The study, an international collaboration between 37 researchers, showed that unchecked global heating will bring particularly intense suffering to the poorest parts of world. “The changes are especially dramatic in developing nations,” the Post writes. “Infants in sub-Saharan Africa are projected to live through 50 to 54 times as many heat waves as someone born in the preindustrial era.”
Lead author Wim Thiery of Vrije Universiteit Brussel told Carbon Brief that he and his colleagues broke new ground with their decision to evaluate long-term exposure to extreme weather events through the “perspective of a person, born in a particular moment, living a particular lifespan, and experiencing climate extremes throughout their life.”
The method “brings together datasets that have never been considered together—extreme event simulations and warming trajectories on the one hand, and demographic data such as life expectancy and population density on the other hand,” he explained.
Earlier studies have been far less granular, framed within a clear demarcation between present and future, a 1.5°C or a 2°C world, without human lives complicating the view.
Underscoring the profound “intergenerational inequity” made so transparent by his findings, Thiery told the Post that “young people are being hit by climate crisis but are not in position to make decisions… while the people who can make the change happen will not face the consequences.”
Should global heating be held to 1.5°C, however, “newborns’ risk of extreme heat exposure will fall almost by half,” the Post reports. The incidence of crop failures, droughts, and flooding could fall by 11%, 27%, and more than 30%, respectively.
Thiery and his team also found “that children from the Middle East and North Africa born in 2020 have the most to gain from limiting warming to 1.5°C—and would see a 57% reduction in exposure to extremes” under that scenario, Carbon Brief writes.
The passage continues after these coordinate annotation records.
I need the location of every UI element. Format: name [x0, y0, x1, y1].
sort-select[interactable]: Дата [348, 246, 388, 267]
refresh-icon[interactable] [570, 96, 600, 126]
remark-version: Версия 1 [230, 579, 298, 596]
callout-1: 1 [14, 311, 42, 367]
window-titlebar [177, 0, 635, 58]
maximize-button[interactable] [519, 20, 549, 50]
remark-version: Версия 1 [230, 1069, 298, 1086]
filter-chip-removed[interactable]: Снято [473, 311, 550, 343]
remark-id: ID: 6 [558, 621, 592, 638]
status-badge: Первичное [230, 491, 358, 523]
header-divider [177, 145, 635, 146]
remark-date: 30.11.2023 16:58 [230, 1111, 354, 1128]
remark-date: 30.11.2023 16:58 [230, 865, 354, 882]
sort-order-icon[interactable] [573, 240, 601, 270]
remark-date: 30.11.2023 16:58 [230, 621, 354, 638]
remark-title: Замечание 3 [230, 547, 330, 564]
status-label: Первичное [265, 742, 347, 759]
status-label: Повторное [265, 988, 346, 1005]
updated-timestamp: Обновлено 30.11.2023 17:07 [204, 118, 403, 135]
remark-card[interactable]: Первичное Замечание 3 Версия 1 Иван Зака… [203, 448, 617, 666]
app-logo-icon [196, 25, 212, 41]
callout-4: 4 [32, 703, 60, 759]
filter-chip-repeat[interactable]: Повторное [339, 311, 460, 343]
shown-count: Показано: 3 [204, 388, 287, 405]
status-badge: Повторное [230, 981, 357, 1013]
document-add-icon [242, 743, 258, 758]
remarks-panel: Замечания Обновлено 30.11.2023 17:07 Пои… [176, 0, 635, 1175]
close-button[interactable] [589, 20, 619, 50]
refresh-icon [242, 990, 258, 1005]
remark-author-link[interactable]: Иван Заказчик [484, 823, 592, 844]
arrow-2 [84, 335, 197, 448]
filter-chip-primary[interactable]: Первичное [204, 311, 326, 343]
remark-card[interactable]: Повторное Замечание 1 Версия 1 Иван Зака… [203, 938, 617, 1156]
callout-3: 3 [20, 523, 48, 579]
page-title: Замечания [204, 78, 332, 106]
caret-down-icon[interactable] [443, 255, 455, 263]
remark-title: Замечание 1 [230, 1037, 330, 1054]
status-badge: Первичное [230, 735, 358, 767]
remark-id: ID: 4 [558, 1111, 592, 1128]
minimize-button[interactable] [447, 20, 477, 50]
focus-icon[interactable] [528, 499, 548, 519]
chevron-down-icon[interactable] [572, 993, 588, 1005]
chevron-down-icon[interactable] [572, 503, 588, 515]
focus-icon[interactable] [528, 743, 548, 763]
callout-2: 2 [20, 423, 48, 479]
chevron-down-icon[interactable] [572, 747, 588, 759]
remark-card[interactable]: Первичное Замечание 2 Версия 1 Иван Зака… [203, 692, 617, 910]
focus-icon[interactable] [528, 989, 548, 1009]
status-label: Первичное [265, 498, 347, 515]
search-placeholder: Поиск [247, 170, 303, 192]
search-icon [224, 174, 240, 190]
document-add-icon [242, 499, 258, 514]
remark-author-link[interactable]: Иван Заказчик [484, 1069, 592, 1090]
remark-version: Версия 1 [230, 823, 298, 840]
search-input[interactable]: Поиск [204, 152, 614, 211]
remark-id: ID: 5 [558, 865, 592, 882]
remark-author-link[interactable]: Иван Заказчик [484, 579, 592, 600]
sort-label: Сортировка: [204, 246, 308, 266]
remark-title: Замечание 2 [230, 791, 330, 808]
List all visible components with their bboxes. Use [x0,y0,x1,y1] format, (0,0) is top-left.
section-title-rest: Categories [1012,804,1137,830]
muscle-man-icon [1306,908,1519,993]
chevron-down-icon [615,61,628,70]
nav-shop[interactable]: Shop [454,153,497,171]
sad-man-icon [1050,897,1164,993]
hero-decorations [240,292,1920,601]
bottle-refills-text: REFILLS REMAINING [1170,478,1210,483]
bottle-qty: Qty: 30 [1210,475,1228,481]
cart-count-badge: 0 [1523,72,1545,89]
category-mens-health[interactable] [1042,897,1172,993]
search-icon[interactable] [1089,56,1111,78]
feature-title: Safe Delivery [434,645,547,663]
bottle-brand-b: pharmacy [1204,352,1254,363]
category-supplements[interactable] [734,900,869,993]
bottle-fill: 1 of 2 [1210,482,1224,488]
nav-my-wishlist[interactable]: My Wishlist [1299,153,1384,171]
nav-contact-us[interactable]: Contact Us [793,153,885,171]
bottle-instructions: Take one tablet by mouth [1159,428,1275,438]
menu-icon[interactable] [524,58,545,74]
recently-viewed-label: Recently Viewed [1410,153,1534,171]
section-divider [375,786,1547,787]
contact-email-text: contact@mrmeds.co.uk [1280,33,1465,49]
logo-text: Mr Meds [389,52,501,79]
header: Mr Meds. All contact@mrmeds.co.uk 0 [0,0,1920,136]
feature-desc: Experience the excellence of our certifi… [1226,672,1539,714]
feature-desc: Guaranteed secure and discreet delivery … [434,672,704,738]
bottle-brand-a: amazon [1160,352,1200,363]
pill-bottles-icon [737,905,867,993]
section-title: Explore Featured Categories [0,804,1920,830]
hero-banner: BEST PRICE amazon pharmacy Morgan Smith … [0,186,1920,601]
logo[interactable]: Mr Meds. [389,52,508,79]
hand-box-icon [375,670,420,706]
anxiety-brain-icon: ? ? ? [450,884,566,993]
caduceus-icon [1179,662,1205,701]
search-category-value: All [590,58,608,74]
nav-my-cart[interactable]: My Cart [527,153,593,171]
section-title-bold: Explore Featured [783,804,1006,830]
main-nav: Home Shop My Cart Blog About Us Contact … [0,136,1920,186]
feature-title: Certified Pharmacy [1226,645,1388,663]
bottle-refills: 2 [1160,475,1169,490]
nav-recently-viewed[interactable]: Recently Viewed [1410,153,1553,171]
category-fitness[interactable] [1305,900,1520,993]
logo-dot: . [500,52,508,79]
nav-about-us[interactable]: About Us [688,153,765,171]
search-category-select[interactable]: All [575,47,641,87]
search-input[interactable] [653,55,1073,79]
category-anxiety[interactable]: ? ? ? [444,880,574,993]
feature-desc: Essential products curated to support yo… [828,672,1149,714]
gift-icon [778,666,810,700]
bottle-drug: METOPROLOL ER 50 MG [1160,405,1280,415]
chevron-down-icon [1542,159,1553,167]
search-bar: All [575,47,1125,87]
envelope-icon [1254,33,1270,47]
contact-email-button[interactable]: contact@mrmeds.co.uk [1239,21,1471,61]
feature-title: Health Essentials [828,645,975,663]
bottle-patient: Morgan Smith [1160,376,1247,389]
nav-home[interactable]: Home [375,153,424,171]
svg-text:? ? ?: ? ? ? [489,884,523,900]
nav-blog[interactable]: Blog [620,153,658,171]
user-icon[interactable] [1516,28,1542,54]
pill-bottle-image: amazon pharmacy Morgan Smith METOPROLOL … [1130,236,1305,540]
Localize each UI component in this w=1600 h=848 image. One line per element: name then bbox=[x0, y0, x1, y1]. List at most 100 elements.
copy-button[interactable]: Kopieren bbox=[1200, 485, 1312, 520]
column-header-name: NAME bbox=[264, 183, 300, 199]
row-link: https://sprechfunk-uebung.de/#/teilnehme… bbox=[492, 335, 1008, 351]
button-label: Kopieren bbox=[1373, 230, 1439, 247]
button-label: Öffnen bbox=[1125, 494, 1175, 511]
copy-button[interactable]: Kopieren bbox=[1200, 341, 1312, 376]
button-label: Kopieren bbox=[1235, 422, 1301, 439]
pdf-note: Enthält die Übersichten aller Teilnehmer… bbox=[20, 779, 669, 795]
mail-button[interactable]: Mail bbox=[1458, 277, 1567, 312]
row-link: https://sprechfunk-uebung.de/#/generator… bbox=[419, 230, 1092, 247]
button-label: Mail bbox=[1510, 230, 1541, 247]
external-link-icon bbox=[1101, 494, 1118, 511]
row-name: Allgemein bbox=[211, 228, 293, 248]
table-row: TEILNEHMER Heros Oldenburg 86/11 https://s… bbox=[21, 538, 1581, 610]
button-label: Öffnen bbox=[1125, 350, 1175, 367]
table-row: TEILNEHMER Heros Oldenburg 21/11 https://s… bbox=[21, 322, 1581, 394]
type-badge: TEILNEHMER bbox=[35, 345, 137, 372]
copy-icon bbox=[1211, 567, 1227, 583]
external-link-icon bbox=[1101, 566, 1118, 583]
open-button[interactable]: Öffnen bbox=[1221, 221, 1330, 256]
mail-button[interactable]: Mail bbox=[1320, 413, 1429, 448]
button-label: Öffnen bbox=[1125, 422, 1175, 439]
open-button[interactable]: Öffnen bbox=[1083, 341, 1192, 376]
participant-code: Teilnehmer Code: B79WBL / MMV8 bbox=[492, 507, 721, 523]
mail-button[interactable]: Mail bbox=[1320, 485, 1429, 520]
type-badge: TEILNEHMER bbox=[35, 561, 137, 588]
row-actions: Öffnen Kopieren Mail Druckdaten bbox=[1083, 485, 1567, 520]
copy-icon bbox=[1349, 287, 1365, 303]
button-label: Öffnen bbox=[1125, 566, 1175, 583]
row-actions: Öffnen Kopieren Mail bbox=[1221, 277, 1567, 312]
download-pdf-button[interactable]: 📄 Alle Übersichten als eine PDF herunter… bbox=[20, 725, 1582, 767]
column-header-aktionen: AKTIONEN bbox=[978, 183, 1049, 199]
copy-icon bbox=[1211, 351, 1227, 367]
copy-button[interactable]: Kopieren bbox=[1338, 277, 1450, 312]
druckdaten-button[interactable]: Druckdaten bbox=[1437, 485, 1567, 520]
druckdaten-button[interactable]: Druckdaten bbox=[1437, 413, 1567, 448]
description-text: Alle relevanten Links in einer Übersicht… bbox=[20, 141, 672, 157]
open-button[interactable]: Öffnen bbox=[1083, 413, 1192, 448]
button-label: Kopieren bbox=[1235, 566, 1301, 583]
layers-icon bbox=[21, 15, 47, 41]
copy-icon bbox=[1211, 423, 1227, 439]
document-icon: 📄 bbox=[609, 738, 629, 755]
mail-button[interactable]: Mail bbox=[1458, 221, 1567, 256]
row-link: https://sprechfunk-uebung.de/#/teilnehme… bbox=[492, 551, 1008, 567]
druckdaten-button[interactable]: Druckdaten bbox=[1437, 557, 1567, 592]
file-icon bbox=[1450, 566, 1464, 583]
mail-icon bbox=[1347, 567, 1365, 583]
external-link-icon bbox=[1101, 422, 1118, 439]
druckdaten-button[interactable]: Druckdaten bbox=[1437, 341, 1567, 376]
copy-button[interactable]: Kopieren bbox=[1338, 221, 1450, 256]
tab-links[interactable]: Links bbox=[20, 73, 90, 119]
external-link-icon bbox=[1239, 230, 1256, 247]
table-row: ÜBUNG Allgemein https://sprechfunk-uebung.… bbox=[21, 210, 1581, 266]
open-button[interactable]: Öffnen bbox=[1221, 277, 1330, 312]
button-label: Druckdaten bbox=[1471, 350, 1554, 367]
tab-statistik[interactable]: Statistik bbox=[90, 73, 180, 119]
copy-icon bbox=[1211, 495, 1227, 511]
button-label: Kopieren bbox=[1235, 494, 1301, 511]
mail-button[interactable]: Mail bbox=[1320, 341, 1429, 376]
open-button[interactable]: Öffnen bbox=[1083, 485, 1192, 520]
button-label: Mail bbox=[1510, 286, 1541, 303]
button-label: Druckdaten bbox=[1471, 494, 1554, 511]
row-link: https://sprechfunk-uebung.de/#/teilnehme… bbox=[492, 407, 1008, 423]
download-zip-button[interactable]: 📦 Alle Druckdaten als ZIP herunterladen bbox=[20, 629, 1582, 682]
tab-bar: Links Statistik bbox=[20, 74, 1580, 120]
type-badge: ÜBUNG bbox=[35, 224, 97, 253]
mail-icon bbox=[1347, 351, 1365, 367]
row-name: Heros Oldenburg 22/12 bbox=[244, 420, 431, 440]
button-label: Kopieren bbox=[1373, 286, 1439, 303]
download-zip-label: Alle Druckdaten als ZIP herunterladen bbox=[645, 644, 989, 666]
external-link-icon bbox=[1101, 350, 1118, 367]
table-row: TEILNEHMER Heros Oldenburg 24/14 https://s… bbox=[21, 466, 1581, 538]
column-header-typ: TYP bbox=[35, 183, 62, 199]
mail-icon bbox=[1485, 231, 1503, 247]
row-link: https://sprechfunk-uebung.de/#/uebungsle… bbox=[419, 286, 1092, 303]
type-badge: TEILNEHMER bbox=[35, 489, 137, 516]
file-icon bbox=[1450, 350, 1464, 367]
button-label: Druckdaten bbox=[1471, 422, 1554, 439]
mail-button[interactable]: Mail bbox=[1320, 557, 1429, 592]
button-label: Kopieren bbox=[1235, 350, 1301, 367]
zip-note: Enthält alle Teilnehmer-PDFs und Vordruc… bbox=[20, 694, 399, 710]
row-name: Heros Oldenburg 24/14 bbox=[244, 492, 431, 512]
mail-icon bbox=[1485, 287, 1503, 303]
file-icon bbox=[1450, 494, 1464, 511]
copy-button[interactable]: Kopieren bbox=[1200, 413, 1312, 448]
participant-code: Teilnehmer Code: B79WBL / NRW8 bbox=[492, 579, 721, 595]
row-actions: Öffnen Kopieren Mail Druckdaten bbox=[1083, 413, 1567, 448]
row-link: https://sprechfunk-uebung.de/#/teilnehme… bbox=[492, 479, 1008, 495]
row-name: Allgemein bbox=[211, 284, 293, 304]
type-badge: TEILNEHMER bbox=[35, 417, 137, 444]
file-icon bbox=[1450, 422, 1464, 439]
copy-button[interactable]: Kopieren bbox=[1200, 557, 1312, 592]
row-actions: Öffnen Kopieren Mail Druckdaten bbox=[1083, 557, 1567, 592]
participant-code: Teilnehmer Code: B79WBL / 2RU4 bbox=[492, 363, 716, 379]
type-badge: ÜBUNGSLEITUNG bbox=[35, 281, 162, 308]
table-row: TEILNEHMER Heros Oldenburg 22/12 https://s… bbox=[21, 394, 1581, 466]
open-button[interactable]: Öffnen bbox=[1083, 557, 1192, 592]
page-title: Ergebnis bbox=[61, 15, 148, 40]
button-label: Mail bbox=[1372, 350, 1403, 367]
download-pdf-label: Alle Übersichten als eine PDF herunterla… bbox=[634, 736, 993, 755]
But even if warming is held in check, today’s children will still face a lifetime of “unavoidable impacts that are unmatched by those experience by older generations.”
And the window for limiting those impacts is growing smaller: citing a United Nations report published earlier in September, the Post notes that ongoing policy failures “put the planet on track to warm by 2.7°C by the end of the century.”
“Everything will keep getting worse and worse until I grow up,” said Adriana Bottino-Poage, a six-year-old from Woodbridge, Virginia. “Somebody has to do something.”
Even more worrying is that the numbers in the report are “almost certainly an underestimate,” writes the Post. Co-author Joeri Rogelj, director of the Grantham Institute for Climate Change and the Environment at Imperial College London, cautioned that a more accurate estimate would have included the increased severity of events, as well as the impacts of “compounded extremes” like heat waves with drought, or sea level rise with storm surges.
“Our aim is for this not to be the conclusion of this debate, but for this to be the start of looking at the lived experience of children being born today,” he told the Post.
Published in conjunction with the findings from Thiery’s team, a report by Save the Children International is urging world leaders to accelerate their own climate ambition and make good on their promise to provide US$100 billion annually to help the developing world mitigate future warming and adapt to changes that are now unavoidable.
Save the Children Director Yolande Wright told the Post she hopes the new revelations confirming the extent of “intergenerational inequity” in the climate crisis will be a shot in the arm for climate litigation.
“Now that we can really quantify how a child in their lifetime will see so many more of these extreme events,” she said, “it helps make the case.”